Have you ever stared at too much Betsey Johnson ad copy? That’s what Vickie Pierre’s work resembled to me — cute and sleek macabre wall installations in pink and black, the intersection of a Venn diagram between kitsch, commercial design, and gothic lolita. I liked it, especially because it hit on a challenging femininity, making me wonder why I would undervalue art such as hers when clearly it’s making a strong point.

Sri Prabha

This guy did a bright full-room installation that encompassed morphing colorful blots of stuff behind floating dyed fabrics, a visual fruit salad that felt like the interior of a Lily Pulitzer shop. OK, look, this is a lot of art to write about and I’m coming to the end of my metaphors. Anyway, it was pretty, and I’m sure deeper meaning could be easily derived from it, outside of, “neat.”
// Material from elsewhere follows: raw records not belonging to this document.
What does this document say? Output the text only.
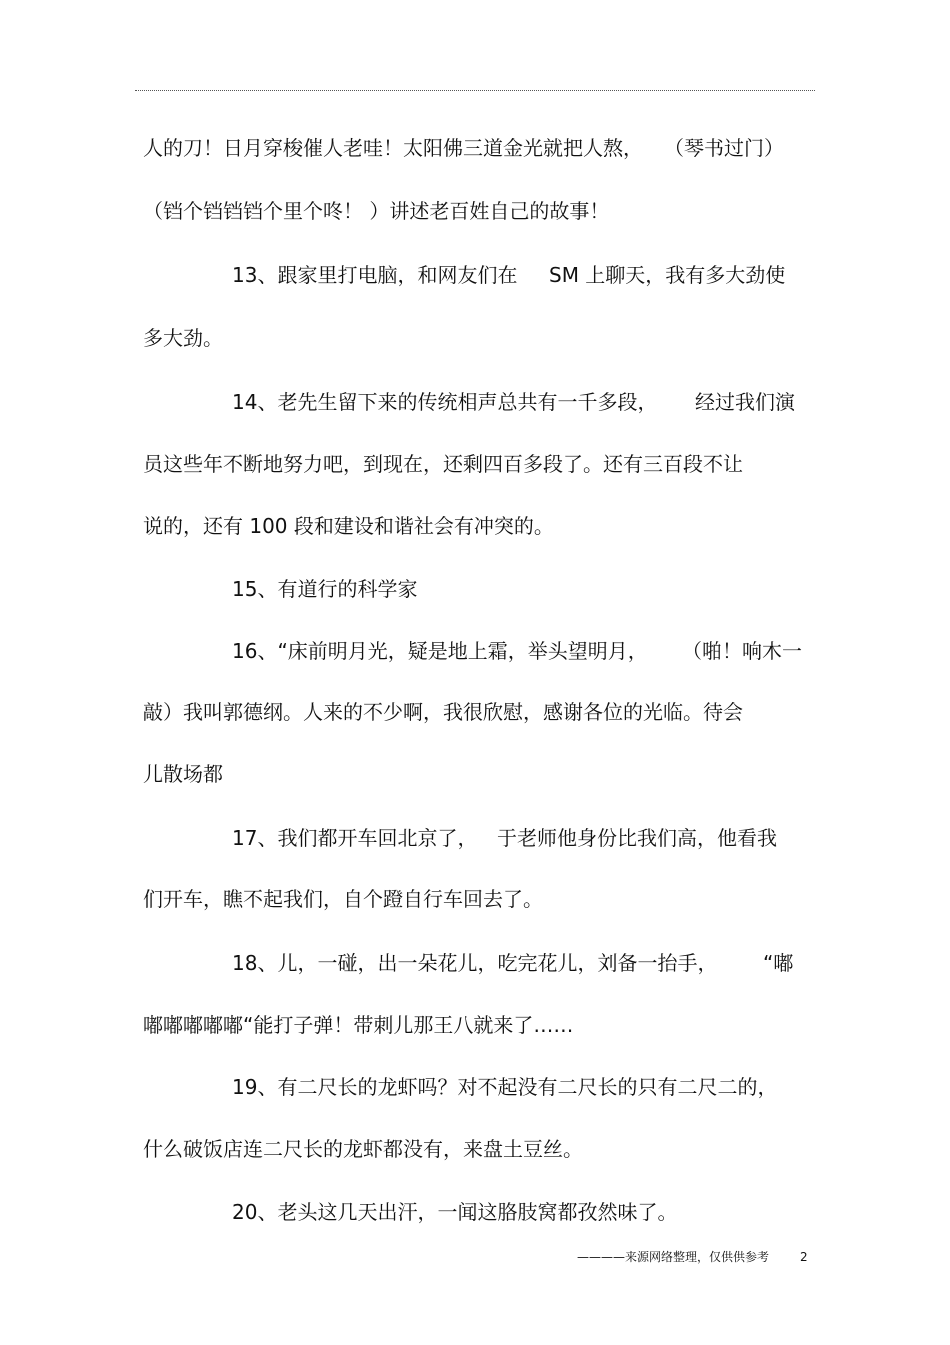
人的刀！日月穿梭催人老哇！太阳佛三道金光就把人熬， （琴书过门）
（铛个铛铛铛个里个咚！ ）讲述老百姓自己的故事！
13、跟家里打电脑，和网友们在 SM 上聊天，我有多大劲使
多大劲。
14、老先生留下来的传统相声总共有一千多段， 经过我们演
员这些年不断地努力吧，到现在，还剩四百多段了。还有三百段不让
说的，还有 100 段和建设和谐社会有冲突的。
15、有道行的科学家
16、“床前明月光，疑是地上霜，举头望明月， （啪！响木一
敲）我叫郭德纲。人来的不少啊，我很欣慰，感谢各位的光临。待会
儿散场都
17、我们都开车回北京了， 于老师他身份比我们高，他看我
们开车，瞧不起我们，自个蹬自行车回去了。
18、儿，一碰，出一朵花儿，吃完花儿，刘备一抬手， “嘟
嘟嘟嘟嘟嘟“能打子弹！带刺儿那王八就来了……
19、有二尺长的龙虾吗？对不起没有二尺长的只有二尺二的，
什么破饭店连二尺长的龙虾都没有，来盘土豆丝。
20、老头这几天出汗，一闻这胳肢窝都孜然味了。
————来源网络整理，仅供供参考	2
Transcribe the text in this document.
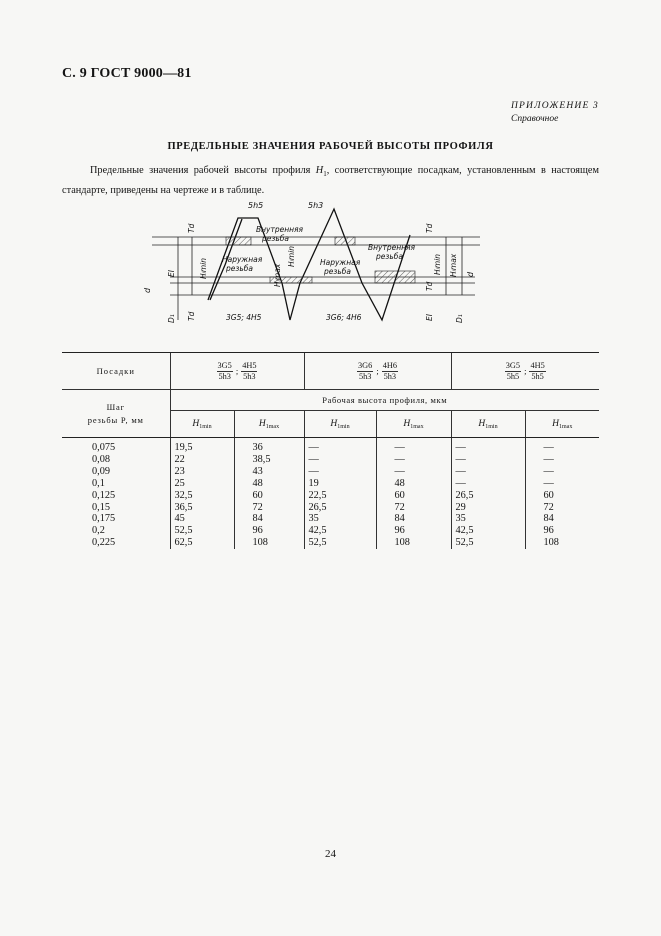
С. 9 ГОСТ 9000—81
ПРИЛОЖЕНИЕ 3
Справочное
ПРЕДЕЛЬНЫЕ ЗНАЧЕНИЯ РАБОЧЕЙ ВЫСОТЫ ПРОФИЛЯ
Предельные значения рабочей высоты профиля $H_1$, соответствующие посадкам, установленным в настоящем стандарте, приведены на чертеже и в таблице.
5h5	5h3
Внутренняя
резьба
Внутренняя
резьба
Наружная
резьба
Наружная
резьба
3G5; 4H5	3G6; 4H6
Hₗmin	Hₗmax
Hₗmin	Hₗmin Hₗmax
d
d
EI
D₁
Td
Td
Td
Td
EI	D₁
Посадки	$\frac{3G5}{5h3}$ ; $\frac{4H5}{5h3}$		$\frac{3G6}{5h3}$ ; $\frac{4H6}{5h3}$		$\frac{3G5}{5h5}$ ; $\frac{4H5}{5h5}$

Шаг
резьбы P, мм	Рабочая высота профиля, мкм					
	$H_{1min}$	$H_{1max}$	$H_{1min}$	$H_{1max}$	$H_{1min}$	$H_{1max}$
0,075	19,5	36	—	—	—	—
0,08	22	38,5	—	—	—	—
0,09	23	43	—	—	—	—
0,1	25	48	19	48	—	—
0,125	32,5	60	22,5	60	26,5	60
0,15	36,5	72	26,5	72	29	72
0,175	45	84	35	84	35	84
0,2	52,5	96	42,5	96	42,5	96
0,225	62,5	108	52,5	108	52,5	108
24
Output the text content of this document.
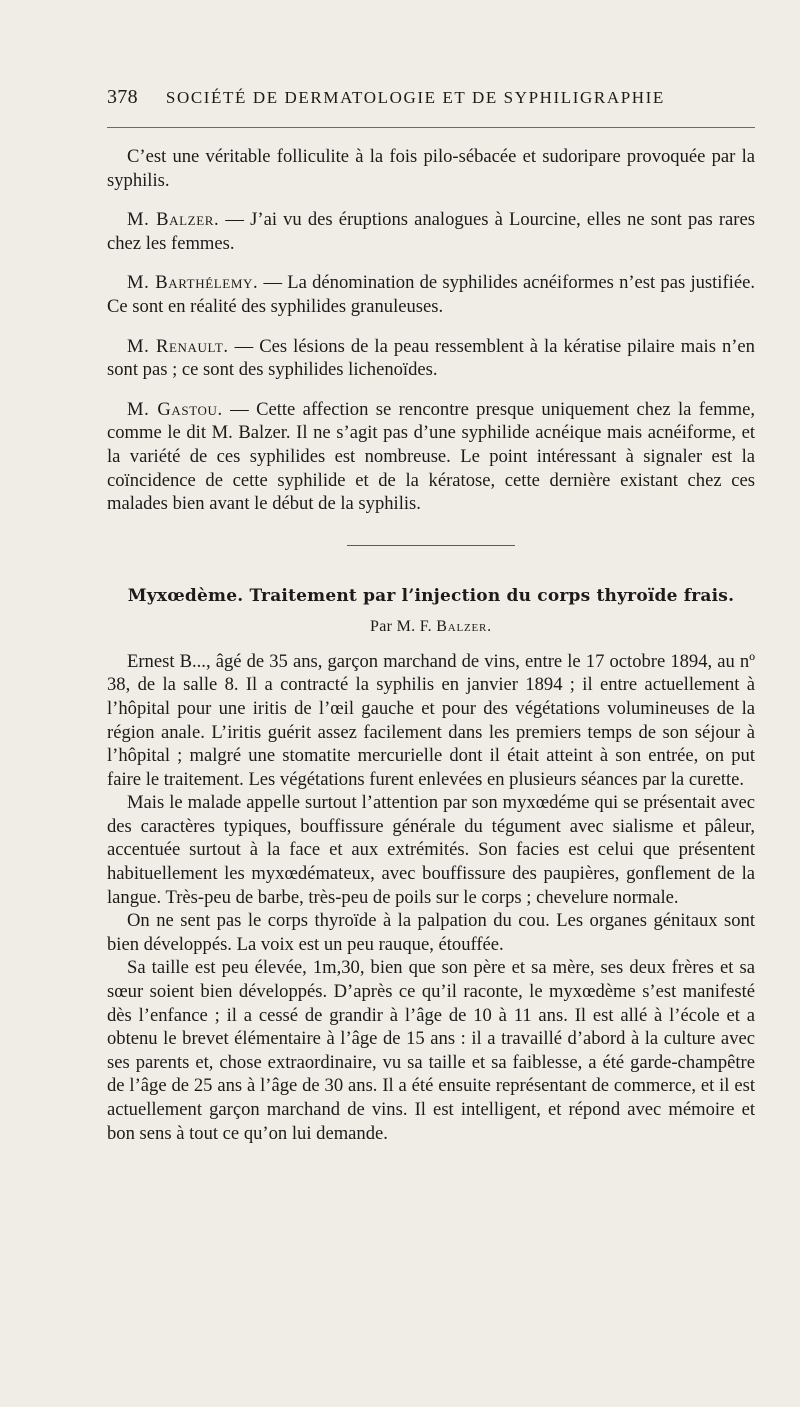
378 SOCIÉTÉ DE DERMATOLOGIE ET DE SYPHILIGRAPHIE

C’est une véritable folliculite à la fois pilo-sébacée et sudoripare provoquée par la syphilis.

M. Balzer. — J’ai vu des éruptions analogues à Lourcine, elles ne sont pas rares chez les femmes.

M. Barthélemy. — La dénomination de syphilides acnéiformes n’est pas justifiée. Ce sont en réalité des syphilides granuleuses.

M. Renault. — Ces lésions de la peau ressemblent à la kératise pilaire mais n’en sont pas ; ce sont des syphilides lichenoïdes.

M. Gastou. — Cette affection se rencontre presque uniquement chez la femme, comme le dit M. Balzer. Il ne s’agit pas d’une syphilide acnéique mais acnéiforme, et la variété de ces syphilides est nombreuse. Le point intéressant à signaler est la coïncidence de cette syphilide et de la kératose, cette dernière existant chez ces malades bien avant le début de la syphilis.

Myxœdème. Traitement par l’injection du corps thyroïde frais.
Par M. F. Balzer.

Ernest B..., âgé de 35 ans, garçon marchand de vins, entre le 17 octobre 1894, au nº 38, de la salle 8. Il a contracté la syphilis en janvier 1894 ; il entre actuellement à l’hôpital pour une iritis de l’œil gauche et pour des végétations volumineuses de la région anale. L’iritis guérit assez facilement dans les premiers temps de son séjour à l’hôpital ; malgré une stomatite mercurielle dont il était atteint à son entrée, on put faire le traitement. Les végétations furent enlevées en plusieurs séances par la curette.

Mais le malade appelle surtout l’attention par son myxœdéme qui se présentait avec des caractères typiques, bouffissure générale du tégument avec sialisme et pâleur, accentuée surtout à la face et aux extrémités. Son facies est celui que présentent habituellement les myxœdémateux, avec bouffissure des paupières, gonflement de la langue. Très-peu de barbe, très-peu de poils sur le corps ; chevelure normale.

On ne sent pas le corps thyroïde à la palpation du cou. Les organes génitaux sont bien développés. La voix est un peu rauque, étouffée.

Sa taille est peu élevée, 1m,30, bien que son père et sa mère, ses deux frères et sa sœur soient bien développés. D’après ce qu’il raconte, le myxœdème s’est manifesté dès l’enfance ; il a cessé de grandir à l’âge de 10 à 11 ans. Il est allé à l’école et a obtenu le brevet élémentaire à l’âge de 15 ans : il a travaillé d’abord à la culture avec ses parents et, chose extraordinaire, vu sa taille et sa faiblesse, a été garde-champêtre de l’âge de 25 ans à l’âge de 30 ans. Il a été ensuite représentant de commerce, et il est actuellement garçon marchand de vins. Il est intelligent, et répond avec mémoire et bon sens à tout ce qu’on lui demande.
Should you go see all this stuff? Yes, it was the strongest crop of Florida artists I’ve seen yet!

(My parking advice for anything happening at the OMA nowadays: don’t even bother parking in the museum lot. Head to the Science Center parking deck, it costs 5.00 and you won’t have to deal with the tangle of valet and other events in the far-too-crowded arts complex. Past a certain time of night, you can sneak in and park for free.)